Полицейские обнажили шашки, преграждая путь.
- Фараоны! - понеслось из толпы.
Задние ряды нажимали. Лавина, затопившая улицу от тротуара до тротуара, надвигалась медленно, но неумолимо.
- Фараоны! Душители! - гремели озлобленные голоса, а лица - гневные, скуластые, сведенные худобой - были полны решимости.
Полицейская цепь дрогнула, попятилась назад. Пристав что-то крикнул мордастому дворнику с номером на медной бляхе и нырнул во двор.
- Ура-а-а! - взметнулось и понеслось по рядам.

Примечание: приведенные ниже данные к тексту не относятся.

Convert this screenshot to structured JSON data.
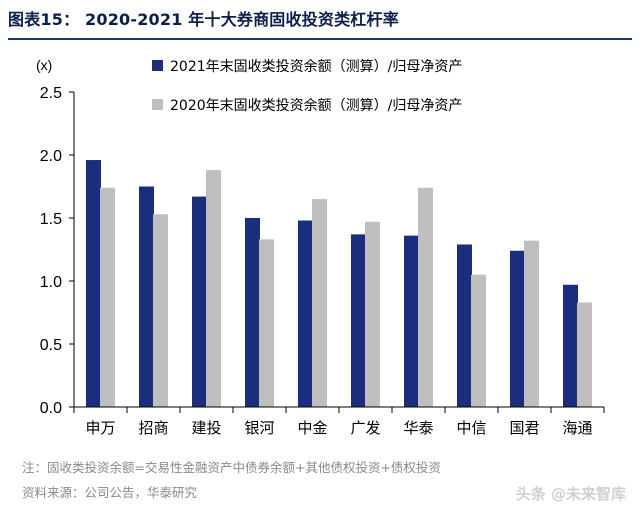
{
  "figure": {
    "title": "图表15：  2020-2021 年十大券商固收投资类杠杆率",
    "note": "注：固收类投资余额=交易性金融资产中债券余额+其他债权投资+债权投资",
    "source": "资料来源：公司公告，华泰研究",
    "watermark": "头条 @未来智库"
  },
  "colors": {
    "series_2021": "#1b2e7d",
    "series_2020": "#bfbfbf",
    "title": "#0b1f4a"
  },
  "chart_data": {
    "type": "bar",
    "unit_label": "(x)",
    "categories": [
      "申万",
      "招商",
      "建投",
      "银河",
      "中金",
      "广发",
      "华泰",
      "中信",
      "国君",
      "海通"
    ],
    "series": [
      {
        "name": "2021年末固收类投资余额（测算）/归母净资产",
        "color": "#1b2e7d",
        "values": [
          1.96,
          1.75,
          1.67,
          1.5,
          1.48,
          1.37,
          1.36,
          1.29,
          1.24,
          0.97
        ]
      },
      {
        "name": "2020年末固收类投资余额（测算）/归母净资产",
        "color": "#bfbfbf",
        "values": [
          1.74,
          1.53,
          1.88,
          1.33,
          1.65,
          1.47,
          1.74,
          1.05,
          1.32,
          0.83
        ]
      }
    ],
    "yticks": [
      "2.5",
      "2.0",
      "1.5",
      "1.0",
      "0.5",
      "0.0"
    ],
    "ylim": [
      0,
      2.5
    ],
    "legend_position": "top-right",
    "grid": false
  }
}
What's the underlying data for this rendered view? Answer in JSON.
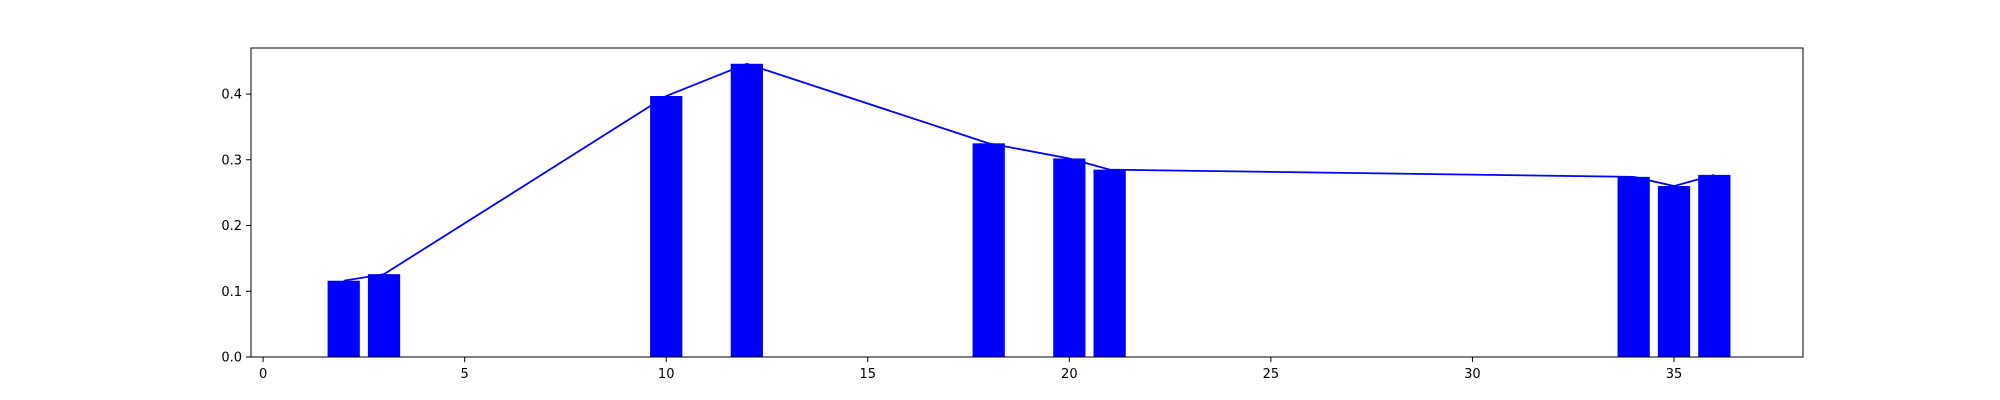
{
  "chart_data": {
    "type": "bar",
    "title": "",
    "xlabel": "",
    "ylabel": "",
    "xlim": [
      -0.3,
      38.2
    ],
    "ylim": [
      0,
      0.47
    ],
    "grid": false,
    "xticks": [
      0,
      5,
      10,
      15,
      20,
      25,
      30,
      35
    ],
    "yticks": [
      0.0,
      0.1,
      0.2,
      0.3,
      0.4
    ],
    "x": [
      2,
      3,
      10,
      12,
      18,
      20,
      21,
      34,
      35,
      36
    ],
    "series": [
      {
        "type": "bar",
        "color": "#0000ff",
        "values": [
          0.116,
          0.126,
          0.397,
          0.446,
          0.325,
          0.302,
          0.285,
          0.274,
          0.26,
          0.277
        ]
      },
      {
        "type": "line",
        "color": "#0000ff",
        "values": [
          0.116,
          0.126,
          0.397,
          0.446,
          0.325,
          0.302,
          0.285,
          0.274,
          0.26,
          0.277
        ]
      }
    ]
  }
}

Передние устремились в брешь. Расширяясь и набирая скорость, лавина хлынула к Невскому проспекту. В потоке бегущих были старые и молодые, мужчины и женщины, был даже один полицейский - без шапки, без сабли, с оттопыренными погонами. Он не мог выбраться из густой, взбудораженной толпы, она несла его, как щепку несет полая вода, и только испуг на лице выдавал смятение и беспомощность.
Невский, как море, вбирал бесчисленные людские реки, они текли из всех переулков, и этот широкий, сверкавший витринами проспект царских министров, дворянских особняков, золотопогонного офицерства, бобровых воротников впервые так победно шумел и колыхался во власти курток и картузов простого люда.
То тут, то там взметались полотнища кумача. К балкону второго этажа кто-то приколотил фанерный щит с надписью: "Хлеба!" Из ближнего переулка доносилась "Марсельеза". Опрокинутый трамвай превратился в трибуну для ораторов.